Die zahlreichen polizeilichen Räumungen von »Occupy Wall Street«-Zeltlagern in den vergangenen Wochen halten die Aktivisten nicht vom Weitermachen ab. Am gestrigen Dienstag fanden in zahlreichen Städten und Ortschaften Sit-ins vor zwangsgeräumten Häusern statt. Dabei kam es auch zu der einen oder anderen wirklichen Besetzung. Am Samstag steht erneut ein globaler Aktionstag auf dem Kalender. Zwei Tage darauf wollen Tausende von Aktivisten sämtliche Verladehäfen an der Westküste der USA blockieren. Vorbild ist dabei die erfolgreiche Blockade des Hafens von Oakland am 2. November durch bis zu 50.000 Menschen.

Obwohl die größten »Occupy«-Niederlassungen wie Oakland, Seattle, Los Angeles, Denver, Chicago und New York als Übernachtungslager nicht mehr existieren, treffen sich die Aktivisten weiter örtlich. Sie diskutieren, demonstrieren und planen auf längere Sicht. So gibt es in New York seit mehreren Wochen zwei sichere und überdachte Orte, an denen sich die »Occupy Wall Street«-Aktivisten treffen. Im »Occupied Office« am Broadway, gerade einen Häuserblock von der eigentlichen Wall Street entfernt, finden täglich Treffen statt. Vom Medienkomitee über das Finanzkomitee bis zum Aktionsausschuß kümmern sich mehrere Dutzend Leute regelmäßig um die Belange der Bewegung. Es handelt sich allesamt um Freiwillige. Die Miete, die im Finanzdistrikt mehrere tausend Dollar pro Monat beträgt, übernimmt ein anonymer Spender.

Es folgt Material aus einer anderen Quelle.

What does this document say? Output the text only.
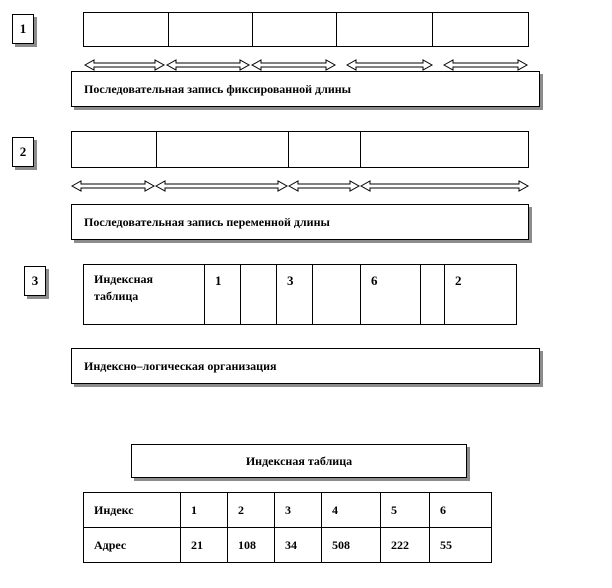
1
Последовательная запись фиксированной длины
2
Последовательная запись переменной длины
3	Индексная
таблица
1	3	6	2
Индексно–логическая организация
Индексная таблица
Индекс	1	2	3	4	5	6
Адрес	21	108	34	508	222	55
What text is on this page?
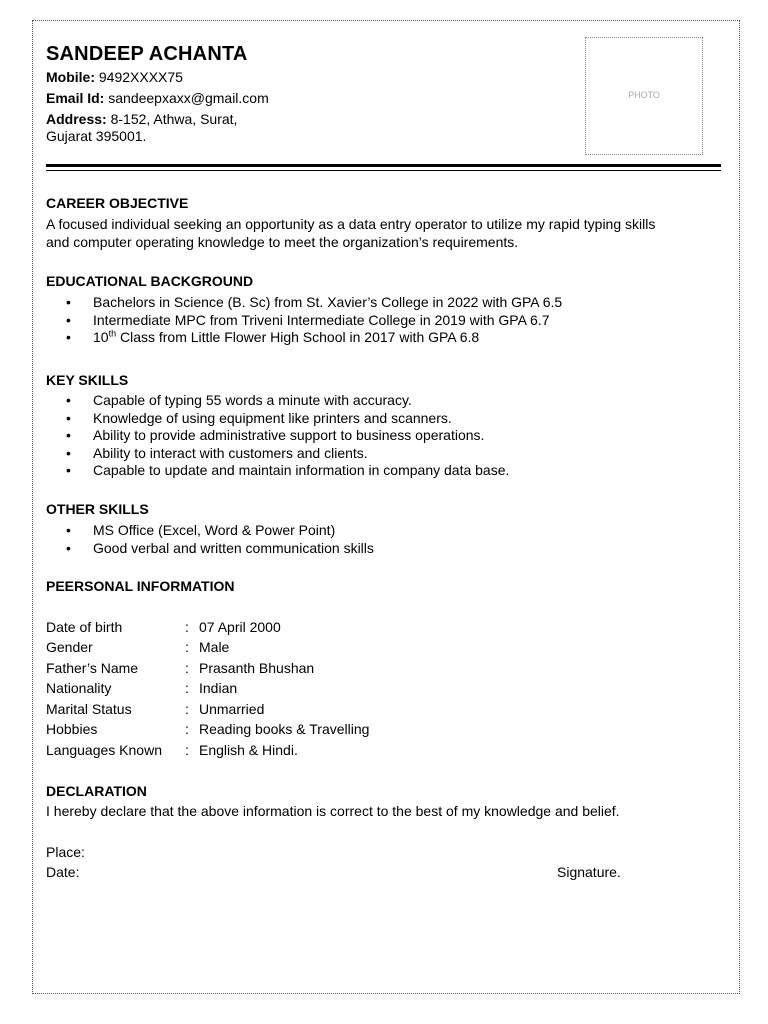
SANDEEP ACHANTA
Mobile: 9492XXXX75
Email Id: sandeepxaxx@gmail.com
Address: 8-152, Athwa, Surat,
Gujarat 395001.
PHOTO
CAREER OBJECTIVE
A focused individual seeking an opportunity as a data entry operator to utilize my rapid typing skills
and computer operating knowledge to meet the organization’s requirements.
EDUCATIONAL BACKGROUND
• Bachelors in Science (B. Sc) from St. Xavier’s College in 2022 with GPA 6.5
• Intermediate MPC from Triveni Intermediate College in 2019 with GPA 6.7
• 10th Class from Little Flower High School in 2017 with GPA 6.8
KEY SKILLS
• Capable of typing 55 words a minute with accuracy.
• Knowledge of using equipment like printers and scanners.
• Ability to provide administrative support to business operations.
• Ability to interact with customers and clients.
• Capable to update and maintain information in company data base.
OTHER SKILLS
• MS Office (Excel, Word & Power Point)
• Good verbal and written communication skills
PEERSONAL INFORMATION
Date of birth	: 07 April 2000
Gender	: Male
Father’s Name	: Prasanth Bhushan
Nationality	: Indian
Marital Status	: Unmarried
Hobbies	: Reading books & Travelling
Languages Known : English & Hindi.
DECLARATION
I hereby declare that the above information is correct to the best of my knowledge and belief.
Place:
Date:	Signature.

Darüber hinaus nutzen die Bewegungsaktivisten ironischerweise die Eingangshalle des Gebäudes der Deutschen Bank an der Adresse 60 Wall Street für Strategiedebatten. Denn die Halle gilt, obwohl das Gebäude in Privatbesitz ist, als »öffentlich«. Tag um Tag sitzen hier Dutzende von Aktivisten, viele mit Laptops auf dem Schoß, im Kreis und debattieren die nächsten Schritte.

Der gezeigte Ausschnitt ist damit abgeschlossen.